The ILR School has since graduated more than 13,000 students, who’ve gone on to become union and Fortune 100 leaders, White House appointees, entrepreneurs whose foresights change our culture, and academics whose scholarship shapes policy.
Just months after ILR began operations in borrowed space on the Ag Quad, it was holding “extension” classes in eight cities for people already in the workplace. Tens of thousands of people have benefitted from ILR’s outreach classes since.
ILR expertise is broad, lending itself to areas such as: best practices for workers and the safe reopening of schools and businesses during the pandemic; equitable working conditions for workers from Tompkins County to New York City to southeast Asia; the conversion of coal-energy jobs to clean-energy jobs; pay and opportunity gaps for minorities, women and people with disabilities; best practices of workplace dispute resolution; and employment for people post-incarceration.
The scrappy school that subsequently moved from the Ag Quad to Quonset huts on the Engineering Quad and, ultimately, to the former quarters of the College of Veterinary Medicine on Tower Road is an integral part of Cornell today.
“ILR’s distinctive focus on the world of work is vital to Cornell’s mission as a land-grant university,” Cornell President Martha E. Pollack said. “Its teaching, research and outreach contribute directly or indirectly to a better life for countless people across the U.S. and beyond.”
ILR alumni carry into a growingly complex world the egalitarian vision of people like banker-turned-politician Irving Ives, from a small town in upstate New York. During his time in the New York State Legislature, he relentlessly drove the idea of a land-grant college that would help bridge the contentious gulf between workers and managers, and in 1945 became the school’s first dean.
ILRies carry the legacy of Frances Perkins. As U.S. secretary of labor for 12 years and the nation’s first woman cabinet member, she was instrumental in driving New Deal policies such as Social Security.
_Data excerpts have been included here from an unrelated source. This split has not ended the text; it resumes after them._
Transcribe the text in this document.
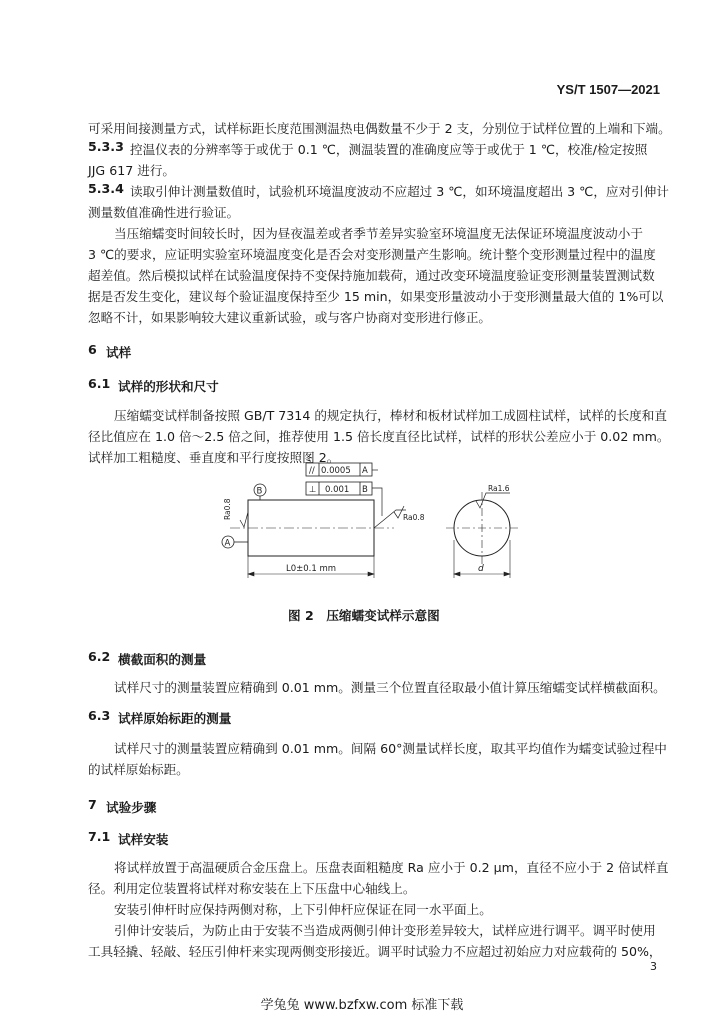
YS/T 1507—2021
可采用间接测量方式，试样标距长度范围测温热电偶数量不少于 2 支，分别位于试样位置的上端和下端。
5.3.3 控温仪表的分辨率等于或优于 0.1 ℃，测温装置的准确度应等于或优于 1 ℃，校准/检定按照
JJG 617 进行。
5.3.4 读取引伸计测量数值时，试验机环境温度波动不应超过 3 ℃，如环境温度超出 3 ℃，应对引伸计
测量数值准确性进行验证。
当压缩蠕变时间较长时，因为昼夜温差或者季节差异实验室环境温度无法保证环境温度波动小于
3 ℃的要求，应证明实验室环境温度变化是否会对变形测量产生影响。统计整个变形测量过程中的温度
超差值。然后模拟试样在试验温度保持不变保持施加载荷，通过改变环境温度验证变形测量装置测试数
据是否发生变化，建议每个验证温度保持至少 15 min，如果变形量波动小于变形测量最大值的 1%可以
忽略不计，如果影响较大建议重新试验，或与客户协商对变形进行修正。
6 试样
6.1 试样的形状和尺寸
压缩蠕变试样制备按照 GB/T 7314 的规定执行，棒材和板材试样加工成圆柱试样，试样的长度和直
径比值应在 1.0 倍～2.5 倍之间，推荐使用 1.5 倍长度直径比试样，试样的形状公差应小于 0.02 mm。
试样加工粗糙度、垂直度和平行度按照图 2。
// 0.0005 A
⊥ 0.001 B
B
A
Ra0.8	Ra0.8
L0±0.1 mm
Ra1.6
d
图 2　压缩蠕变试样示意图
6.2 横截面积的测量
试样尺寸的测量装置应精确到 0.01 mm。测量三个位置直径取最小值计算压缩蠕变试样横截面积。
6.3 试样原始标距的测量
试样尺寸的测量装置应精确到 0.01 mm。间隔 60°测量试样长度，取其平均值作为蠕变试验过程中
的试样原始标距。
7 试验步骤
7.1 试样安装
将试样放置于高温硬质合金压盘上。压盘表面粗糙度 Ra 应小于 0.2 μm，直径不应小于 2 倍试样直
径。利用定位装置将试样对称安装在上下压盘中心轴线上。
安装引伸杆时应保持两侧对称，上下引伸杆应保证在同一水平面上。
引伸计安装后，为防止由于安装不当造成两侧引伸计变形差异较大，试样应进行调平。调平时使用
工具轻撬、轻敲、轻压引伸杆来实现两侧变形接近。调平时试验力不应超过初始应力对应载荷的 50%，
3
学兔兔 www.bzfxw.com 标准下载
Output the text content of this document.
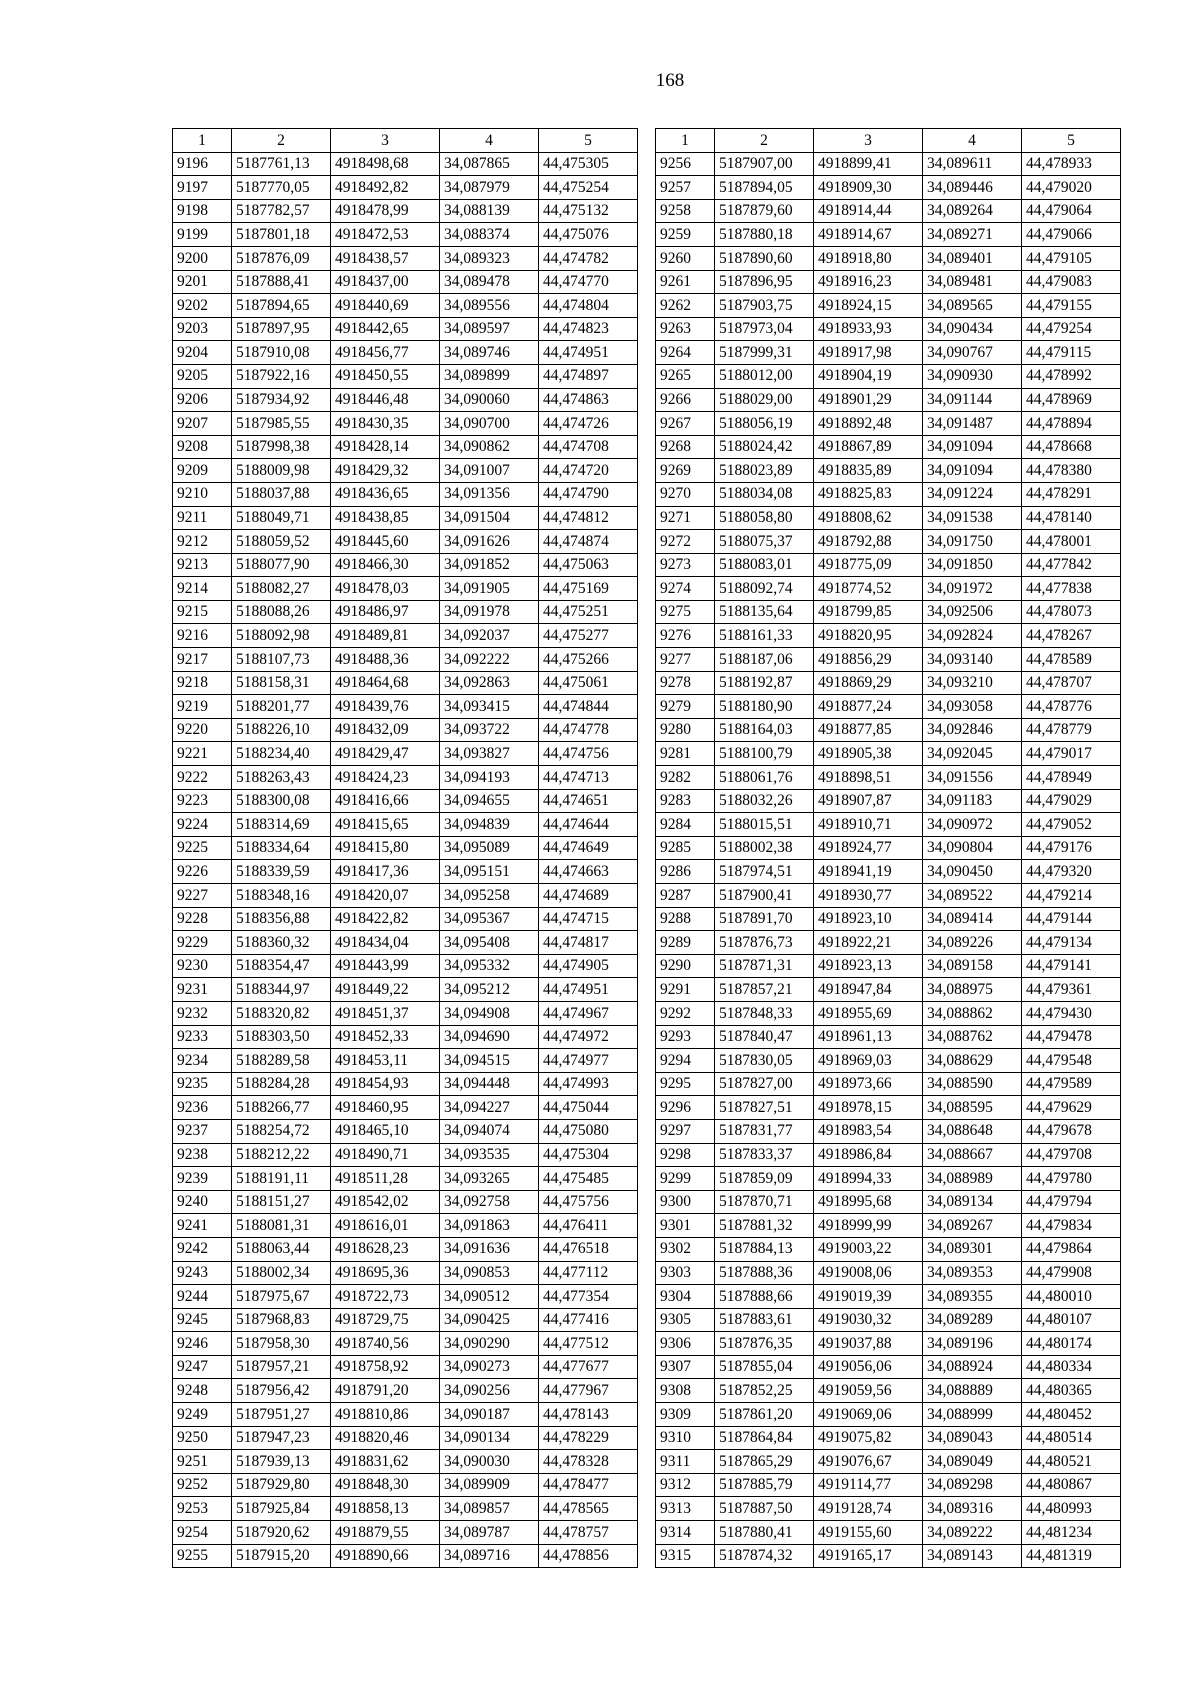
168
1	2	3	4	5
9196	5187761,13	4918498,68	34,087865	44,475305
9197	5187770,05	4918492,82	34,087979	44,475254
9198	5187782,57	4918478,99	34,088139	44,475132
9199	5187801,18	4918472,53	34,088374	44,475076
9200	5187876,09	4918438,57	34,089323	44,474782
9201	5187888,41	4918437,00	34,089478	44,474770
9202	5187894,65	4918440,69	34,089556	44,474804
9203	5187897,95	4918442,65	34,089597	44,474823
9204	5187910,08	4918456,77	34,089746	44,474951
9205	5187922,16	4918450,55	34,089899	44,474897
9206	5187934,92	4918446,48	34,090060	44,474863
9207	5187985,55	4918430,35	34,090700	44,474726
9208	5187998,38	4918428,14	34,090862	44,474708
9209	5188009,98	4918429,32	34,091007	44,474720
9210	5188037,88	4918436,65	34,091356	44,474790
9211	5188049,71	4918438,85	34,091504	44,474812
9212	5188059,52	4918445,60	34,091626	44,474874
9213	5188077,90	4918466,30	34,091852	44,475063
9214	5188082,27	4918478,03	34,091905	44,475169
9215	5188088,26	4918486,97	34,091978	44,475251
9216	5188092,98	4918489,81	34,092037	44,475277
9217	5188107,73	4918488,36	34,092222	44,475266
9218	5188158,31	4918464,68	34,092863	44,475061
9219	5188201,77	4918439,76	34,093415	44,474844
9220	5188226,10	4918432,09	34,093722	44,474778
9221	5188234,40	4918429,47	34,093827	44,474756
9222	5188263,43	4918424,23	34,094193	44,474713
9223	5188300,08	4918416,66	34,094655	44,474651
9224	5188314,69	4918415,65	34,094839	44,474644
9225	5188334,64	4918415,80	34,095089	44,474649
9226	5188339,59	4918417,36	34,095151	44,474663
9227	5188348,16	4918420,07	34,095258	44,474689
9228	5188356,88	4918422,82	34,095367	44,474715
9229	5188360,32	4918434,04	34,095408	44,474817
9230	5188354,47	4918443,99	34,095332	44,474905
9231	5188344,97	4918449,22	34,095212	44,474951
9232	5188320,82	4918451,37	34,094908	44,474967
9233	5188303,50	4918452,33	34,094690	44,474972
9234	5188289,58	4918453,11	34,094515	44,474977
9235	5188284,28	4918454,93	34,094448	44,474993
9236	5188266,77	4918460,95	34,094227	44,475044
9237	5188254,72	4918465,10	34,094074	44,475080
9238	5188212,22	4918490,71	34,093535	44,475304
9239	5188191,11	4918511,28	34,093265	44,475485
9240	5188151,27	4918542,02	34,092758	44,475756
9241	5188081,31	4918616,01	34,091863	44,476411
9242	5188063,44	4918628,23	34,091636	44,476518
9243	5188002,34	4918695,36	34,090853	44,477112
9244	5187975,67	4918722,73	34,090512	44,477354
9245	5187968,83	4918729,75	34,090425	44,477416
9246	5187958,30	4918740,56	34,090290	44,477512
9247	5187957,21	4918758,92	34,090273	44,477677
9248	5187956,42	4918791,20	34,090256	44,477967
9249	5187951,27	4918810,86	34,090187	44,478143
9250	5187947,23	4918820,46	34,090134	44,478229
9251	5187939,13	4918831,62	34,090030	44,478328
9252	5187929,80	4918848,30	34,089909	44,478477
9253	5187925,84	4918858,13	34,089857	44,478565
9254	5187920,62	4918879,55	34,089787	44,478757
9255	5187915,20	4918890,66	34,089716	44,478856
1	2	3	4	5
9256	5187907,00	4918899,41	34,089611	44,478933
9257	5187894,05	4918909,30	34,089446	44,479020
9258	5187879,60	4918914,44	34,089264	44,479064
9259	5187880,18	4918914,67	34,089271	44,479066
9260	5187890,60	4918918,80	34,089401	44,479105
9261	5187896,95	4918916,23	34,089481	44,479083
9262	5187903,75	4918924,15	34,089565	44,479155
9263	5187973,04	4918933,93	34,090434	44,479254
9264	5187999,31	4918917,98	34,090767	44,479115
9265	5188012,00	4918904,19	34,090930	44,478992
9266	5188029,00	4918901,29	34,091144	44,478969
9267	5188056,19	4918892,48	34,091487	44,478894
9268	5188024,42	4918867,89	34,091094	44,478668
9269	5188023,89	4918835,89	34,091094	44,478380
9270	5188034,08	4918825,83	34,091224	44,478291
9271	5188058,80	4918808,62	34,091538	44,478140
9272	5188075,37	4918792,88	34,091750	44,478001
9273	5188083,01	4918775,09	34,091850	44,477842
9274	5188092,74	4918774,52	34,091972	44,477838
9275	5188135,64	4918799,85	34,092506	44,478073
9276	5188161,33	4918820,95	34,092824	44,478267
9277	5188187,06	4918856,29	34,093140	44,478589
9278	5188192,87	4918869,29	34,093210	44,478707
9279	5188180,90	4918877,24	34,093058	44,478776
9280	5188164,03	4918877,85	34,092846	44,478779
9281	5188100,79	4918905,38	34,092045	44,479017
9282	5188061,76	4918898,51	34,091556	44,478949
9283	5188032,26	4918907,87	34,091183	44,479029
9284	5188015,51	4918910,71	34,090972	44,479052
9285	5188002,38	4918924,77	34,090804	44,479176
9286	5187974,51	4918941,19	34,090450	44,479320
9287	5187900,41	4918930,77	34,089522	44,479214
9288	5187891,70	4918923,10	34,089414	44,479144
9289	5187876,73	4918922,21	34,089226	44,479134
9290	5187871,31	4918923,13	34,089158	44,479141
9291	5187857,21	4918947,84	34,088975	44,479361
9292	5187848,33	4918955,69	34,088862	44,479430
9293	5187840,47	4918961,13	34,088762	44,479478
9294	5187830,05	4918969,03	34,088629	44,479548
9295	5187827,00	4918973,66	34,088590	44,479589
9296	5187827,51	4918978,15	34,088595	44,479629
9297	5187831,77	4918983,54	34,088648	44,479678
9298	5187833,37	4918986,84	34,088667	44,479708
9299	5187859,09	4918994,33	34,088989	44,479780
9300	5187870,71	4918995,68	34,089134	44,479794
9301	5187881,32	4918999,99	34,089267	44,479834
9302	5187884,13	4919003,22	34,089301	44,479864
9303	5187888,36	4919008,06	34,089353	44,479908
9304	5187888,66	4919019,39	34,089355	44,480010
9305	5187883,61	4919030,32	34,089289	44,480107
9306	5187876,35	4919037,88	34,089196	44,480174
9307	5187855,04	4919056,06	34,088924	44,480334
9308	5187852,25	4919059,56	34,088889	44,480365
9309	5187861,20	4919069,06	34,088999	44,480452
9310	5187864,84	4919075,82	34,089043	44,480514
9311	5187865,29	4919076,67	34,089049	44,480521
9312	5187885,79	4919114,77	34,089298	44,480867
9313	5187887,50	4919128,74	34,089316	44,480993
9314	5187880,41	4919155,60	34,089222	44,481234
9315	5187874,32	4919165,17	34,089143	44,481319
As a young woman in 1911, she watched the Triangle Shirtwaist Factory burn. More than 100 garment workers perished; the tragedy was turning point for American workplace safety, and for Perkins.
She went on to guide labor and social policy as a member of Franklin D. Roosevelt’s cabinet, then joined ILR’s faculty in the 1950s.
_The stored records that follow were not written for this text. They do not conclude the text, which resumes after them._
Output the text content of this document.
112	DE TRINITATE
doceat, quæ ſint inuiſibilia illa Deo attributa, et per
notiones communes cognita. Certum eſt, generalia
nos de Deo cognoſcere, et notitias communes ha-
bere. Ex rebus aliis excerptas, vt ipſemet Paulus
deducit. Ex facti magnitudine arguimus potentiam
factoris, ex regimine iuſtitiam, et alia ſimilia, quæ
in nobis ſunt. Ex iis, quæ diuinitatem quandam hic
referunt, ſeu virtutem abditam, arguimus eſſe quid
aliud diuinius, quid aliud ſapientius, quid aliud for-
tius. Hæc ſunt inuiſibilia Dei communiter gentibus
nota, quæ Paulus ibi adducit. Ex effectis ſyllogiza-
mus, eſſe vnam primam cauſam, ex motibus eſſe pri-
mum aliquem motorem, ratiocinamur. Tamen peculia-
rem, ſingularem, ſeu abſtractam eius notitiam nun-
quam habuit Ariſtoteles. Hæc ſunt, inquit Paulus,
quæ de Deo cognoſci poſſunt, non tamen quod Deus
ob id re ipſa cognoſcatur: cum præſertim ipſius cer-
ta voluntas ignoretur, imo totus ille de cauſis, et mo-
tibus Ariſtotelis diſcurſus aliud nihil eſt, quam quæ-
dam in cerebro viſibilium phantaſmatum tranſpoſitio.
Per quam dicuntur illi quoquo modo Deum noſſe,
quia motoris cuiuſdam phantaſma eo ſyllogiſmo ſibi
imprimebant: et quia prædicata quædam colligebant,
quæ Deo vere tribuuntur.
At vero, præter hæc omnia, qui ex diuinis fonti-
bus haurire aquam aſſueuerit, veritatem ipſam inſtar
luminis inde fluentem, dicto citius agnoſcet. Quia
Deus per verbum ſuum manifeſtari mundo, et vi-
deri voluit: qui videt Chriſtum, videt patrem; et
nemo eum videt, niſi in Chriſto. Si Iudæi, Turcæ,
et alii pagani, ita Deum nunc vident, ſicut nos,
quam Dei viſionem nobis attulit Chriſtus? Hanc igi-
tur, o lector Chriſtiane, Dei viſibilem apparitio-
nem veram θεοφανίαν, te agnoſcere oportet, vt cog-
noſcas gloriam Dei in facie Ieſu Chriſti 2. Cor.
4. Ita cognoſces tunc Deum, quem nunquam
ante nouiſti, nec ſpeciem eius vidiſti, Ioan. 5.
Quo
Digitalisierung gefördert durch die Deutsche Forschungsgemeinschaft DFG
Meanwhile, ILR grew from a New York state-focused college to a national institution that was beginning to take its labor-management expertise to Chile, Egypt, South Africa and China. Now, programs in India and Vietnam draw students from across Cornell.
ILR has expanded its research, teaching and outreach to include a new New York City hub, and co-labs in Buffalo and Ithaca, which allow students and faculty to study local community issues. ILR faculty collaborate on research with colleagues across the Ithaca campus, as well as at Weill Cornell Medicine and Cornell Tech.
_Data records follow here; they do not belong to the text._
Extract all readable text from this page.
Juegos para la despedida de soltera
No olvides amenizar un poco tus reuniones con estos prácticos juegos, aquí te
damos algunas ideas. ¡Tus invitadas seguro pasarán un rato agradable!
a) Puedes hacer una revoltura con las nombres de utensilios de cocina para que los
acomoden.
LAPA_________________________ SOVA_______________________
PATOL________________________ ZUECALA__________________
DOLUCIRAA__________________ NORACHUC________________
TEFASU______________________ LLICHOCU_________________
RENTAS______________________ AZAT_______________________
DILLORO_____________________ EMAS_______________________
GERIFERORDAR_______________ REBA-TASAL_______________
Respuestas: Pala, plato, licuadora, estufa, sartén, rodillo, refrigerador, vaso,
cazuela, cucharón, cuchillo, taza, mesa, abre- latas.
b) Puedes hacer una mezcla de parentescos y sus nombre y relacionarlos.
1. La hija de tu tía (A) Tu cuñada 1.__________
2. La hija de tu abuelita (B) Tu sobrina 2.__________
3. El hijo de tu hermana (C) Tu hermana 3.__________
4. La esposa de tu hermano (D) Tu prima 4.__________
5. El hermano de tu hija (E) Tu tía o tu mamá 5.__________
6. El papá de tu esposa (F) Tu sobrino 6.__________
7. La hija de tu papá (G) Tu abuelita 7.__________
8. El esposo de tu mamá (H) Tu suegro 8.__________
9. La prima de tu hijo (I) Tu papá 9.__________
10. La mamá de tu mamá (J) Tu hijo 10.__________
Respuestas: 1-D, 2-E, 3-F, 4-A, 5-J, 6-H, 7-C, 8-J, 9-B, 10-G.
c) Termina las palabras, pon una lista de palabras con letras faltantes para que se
The school is led today by Dean Alexander Colvin, Ph.D. ’99, the Kenneth F. Kahn ’69 Dean and the Martin F. Scheinman ’75, M.S. ’76, Professor of Conflict Resolution. Colvin’s scholarly research on mandatory arbitration has been quoted twice in the past three years by U.S. Supreme Court Justice Ruth Bader Ginsburg ’54.
“In the next 75 years,” Colvin said, “the ILR School will continue shaping work, labor and employment in ways that lead to more equitable, prosperous and sustainable outcomes, with greater voice at work. The anniversary is also the beginning of our next 75 years, as we help society navigate globalization, waves of new technology, the breakdown of traditional careers, the need for greater racial justice, a more diverse workforce and many other issues central to the future of work.”
Mary Catt is the ILR School’s communications director.